Hermione was nearing the coast now. Soon she would be on board the
steamer and on her way across the sea to Africa. She would be on her way
to Africa--and to Artois.
Delarey recalled his conversation with Gaspare, when the boy had asked
him whether Artois was Hermione's brother, or a relation, or whether he
was old. He remembered Gaspare's intonation when he said, almost sternly,
"The signora should have taken us with her to Africa." Evidently he was
astonished. Why? It must have been because he--Delarey--had let his wife
go to visit a man in a distant city alone. Sicilians did not understand
certain things. He had realized his own freedom--now he began to realize
Hermione's. How quickly she had made up her mind. While he was sleeping
she had decided everything. She had even looked out the trains. It had
never occurred to her to ask him what to do. And she had not asked him to
go with her. Did he wish she had?
A new feeling began to stir within him, unreasonable, absurd. It had come
to him with the night and his absolute solitude in the night. It was not
anger as yet. It was a faint, dawning sense of injury, but so faint that
it did not rouse, but only touched gently, almost furtively, some spirit
drowsing within him, like a hand that touches, then withdraws itself,
then steals forward to touch again.
He began to walk a little faster up and down, always keeping along the
terrace wall.
He was primitive man to-night, and primitive feelings were astir in him.

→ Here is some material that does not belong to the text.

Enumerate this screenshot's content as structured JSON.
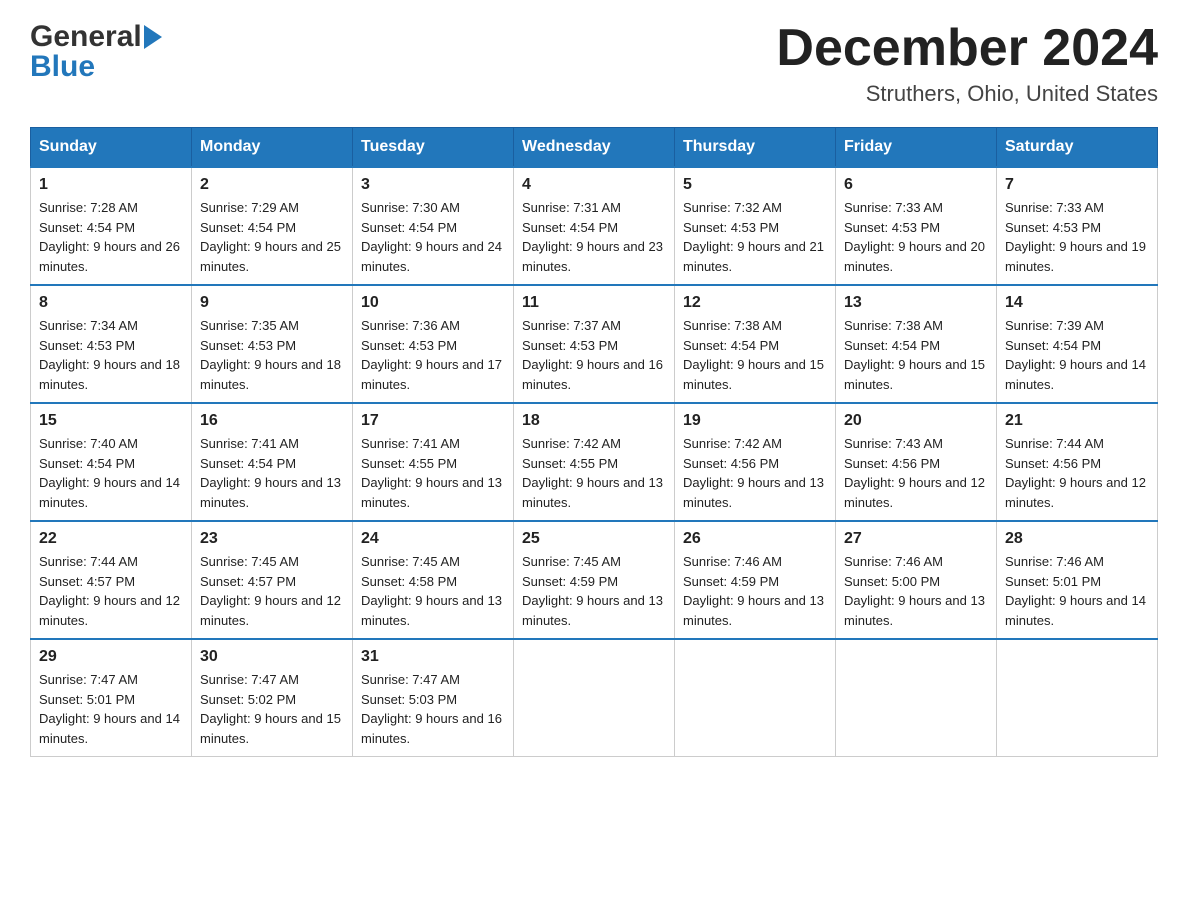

He had not known he possessed them, yet he--the secret soul of him--did
not shrink from them in any surprise. To something in him, some part of
him, they came as things not unfamiliar.
Suppose he had shown surprise at Hermione's project? Suppose he had asked
her not to go? Suppose he had told her not to go? What would she have
said? What would she have done? He had never thought of objecting to this
journey, but he might have objected. Many a man would have objected. This
was their honeymoon--hers and his. To many it would seem strange that a
wife should leave her husband during their honeymoon, to travel across
the sea to another man, a friend, even if he were ill, perhaps dying. He
did not doubt Hermione. No one who knew her as he did could doubt her,
yet nevertheless, now that he was quite companionless in the night, he
felt deserted, he felt as if every one else were linked with life, while
he stood entirely alone. Hermione was travelling to her friend. Lucrezia
and Gaspare had gone to their festa, to dance, to sing, to joke, to make
merry, to make love--who knew? Down in the village the people were
gossiping at one another's doors, were lounging together in the piazza,
were playing cards in the caffès, were singing and striking the guitars
under the pepper-trees bathed in the rays of the moon. And he--what was
there for him in this night that woke up desires for joy, for the
sweetness of the life that sings in the passionate aisles of the south?